A glass-forming lubricant is disclosed in U.S. Pat. No. 3,507,791 comprising an aqueous dispersion of a monocarboxylic acid of 10 to 32 carbons, an alkanolamine, a water soluble alcohol and water. The patentee in U.S. Pat. No. 3,983,042 discloses a water-based lubricant for hot forging containing graphite, organic thickener, sodium molybdate and sodium pentaborate.
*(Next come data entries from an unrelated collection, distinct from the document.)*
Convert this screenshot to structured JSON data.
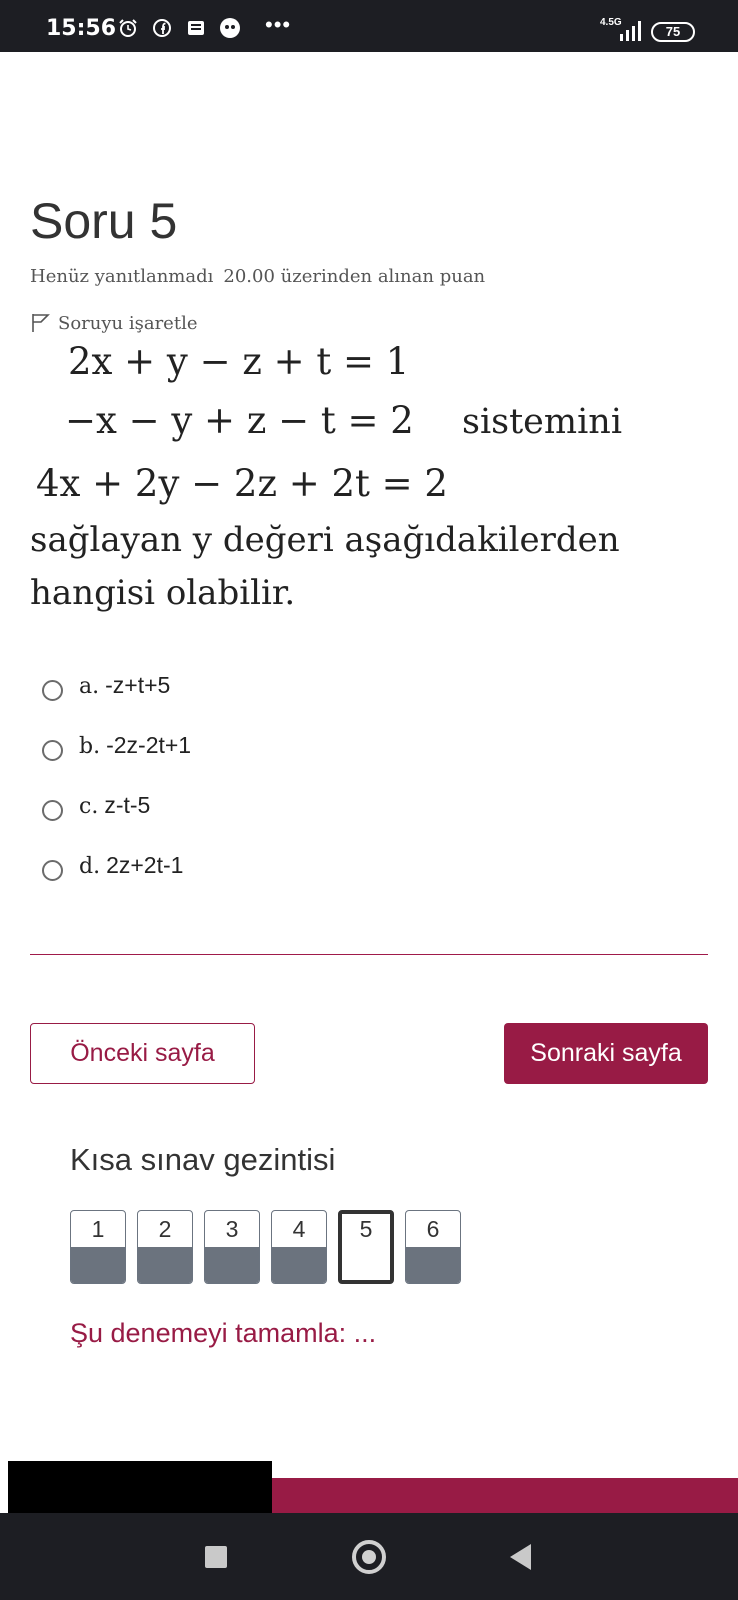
{
  "status_bar": {
    "time": "15:56",
    "network": "4.5G",
    "battery": "75",
    "icons": [
      "alarm-icon",
      "facebook-icon",
      "news-icon",
      "app-icon",
      "more-icon",
      "signal-icon",
      "battery-icon"
    ]
  },
  "question": {
    "title": "Soru 5",
    "status": "Henüz yanıtlanmadı",
    "points": "20.00 üzerinden alınan puan",
    "flag_label": "Soruyu işaretle",
    "equations": {
      "eq1": "2x + y − z + t = 1",
      "eq2": "−x − y + z − t = 2",
      "eq2_suffix": "sistemini",
      "eq3": "4x + 2y − 2z + 2t = 2"
    },
    "text": "sağlayan y değeri aşağıdakilerden hangisi olabilir."
  },
  "answers": [
    {
      "letter": "a.",
      "value": "-z+t+5"
    },
    {
      "letter": "b.",
      "value": "-2z-2t+1"
    },
    {
      "letter": "c.",
      "value": "z-t-5"
    },
    {
      "letter": "d.",
      "value": "2z+2t-1"
    }
  ],
  "buttons": {
    "prev": "Önceki sayfa",
    "next": "Sonraki sayfa"
  },
  "quiz_nav": {
    "title": "Kısa sınav gezintisi",
    "items": [
      "1",
      "2",
      "3",
      "4",
      "5",
      "6"
    ],
    "current": "5",
    "finish": "Şu denemeyi tamamla: ..."
  },
  "colors": {
    "accent": "#981b45",
    "status_bar": "#1d1e23",
    "answered_fill": "#6b737e"
  }
}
From the above disclosures, it is apparent that fatty acids and fatty acid soaps have been widely used as anti-wear and lubricant additives in forging compositions. These fatty acids and soaps have generally been preferred in the C.sub.8 to C.sub.20 range. More recently, the Metalprep Department of Pennwalt Corporation has marketed hot forging lubricants containing the alkali metal salt of either azelaic or adipic acid in aqueous solution. Adipic acid salt compositions readily wet the dies at elevated temperatures, e.g., 600.degree.-800.degree. F., are relatively free from smoke and fumes and are stable at elevated temperatures up to about 700.degree. F. At hot forging die temperatures of up to 900.degree. F. (and metal workpiece temperatures of 1200.degree. F. and above) the lubricants normally decompose during the forging process. The importance of providing lubricants with higher temperature stability is to delay decomposition so as to achieve the necessary lubrication before decomposition occurs.
I have now discovered lubricant compositions and a process of hot forging ferrous and non-ferrous metals which provide improved performance with respect to wettability temperature (up to about 900.degree. F.), stability temperature (up to about 800.degree. F.) and lubrication as compared with adipic acid salt compositions.